Opponents of a new abortion-related piece of legislation and one legislator on the committee reviewing the bill questioned why the bill was needed considering the regulations are already a part of law.
Senate Bill 157 received its third hearing in the Senate Government Oversight & Reform Committee on Wednesday, where opponents and supporters of the bill both had a chance to speak.
For opponents, the bill is not only yet another attack on abortion regulations, but also unnecessary considering laws already on the books address physician care after a “botched” abortion.
“This bill is a solution in search of a problem and is most certainly not about medicine,” said Jaime Miracle, deputy director of abortion advocates NARAL Pro-Choice Ohio.
The bill seeks to criminalize any physician who doesn’t provide care in the event of an abortion in which the fetus is still alive when born, a statistically rare occurrence in the state.
Committee member and state Sen. Cecil Thomas, D-Avondale, also brought up current law during the hearing for the bill.
Specifically, Thomas asked for differences between the proposed bill and the abortion manslaughter law in Ohio Revised Code since 1974. One section of law says no one conducting an abortion “shall fail to take the measures required by the exercise of medical judgment … to preserve the life of a child who is alive when removed from the uterus” of the pregnant person.
Neither of the sponsors of the bill, Sens. Terry Johnson, R-McDermott, and Stephen Huffman, R-Tipp City, are on the oversight and reform committee, so committee chair Sen. Kristina Roegner, R-Hudson, said the committee would ask for an answer and distribute it to the committee.
Supporters of the bill say the bill addresses an issue that is still a problem in the state, and something that should be diligently monitored by any means necessary.
“No one in this state should ever be left to die,” said Margie Christie, executive director of anti-abortion group Dayton Right to Life. “Not in the streets, not in our hospitals and certainly not in our ambulatory surgical facilities.”

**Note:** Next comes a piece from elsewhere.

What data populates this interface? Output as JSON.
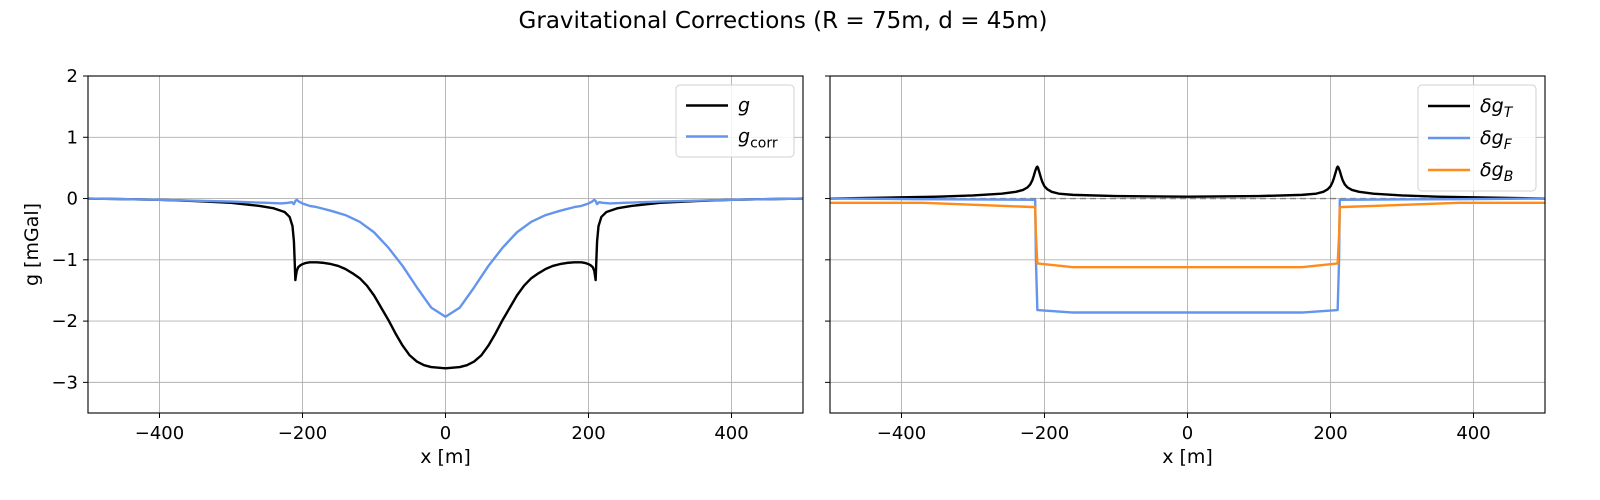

Christie argued that the bill should not be seen as an attack on abortion as a whole, like a recent trigger ban bill that seeks to ban abortion entirely in Ohio if the U.S. Supreme Court decision in Roe v. Wade is overturned.
She also mentioned an annual abortion report released by the state last week which showed more than 100 abortions occurred after 21 weeks gestation.
It is important to note, however, that the report also found that none of the pregnancies for which abortions were conducted at 19 weeks or more gestation were considered viable after an ultrasound assessment and, in some cases, further tests.
Abortion is legal in the state of Ohio up to 22 weeks gestation.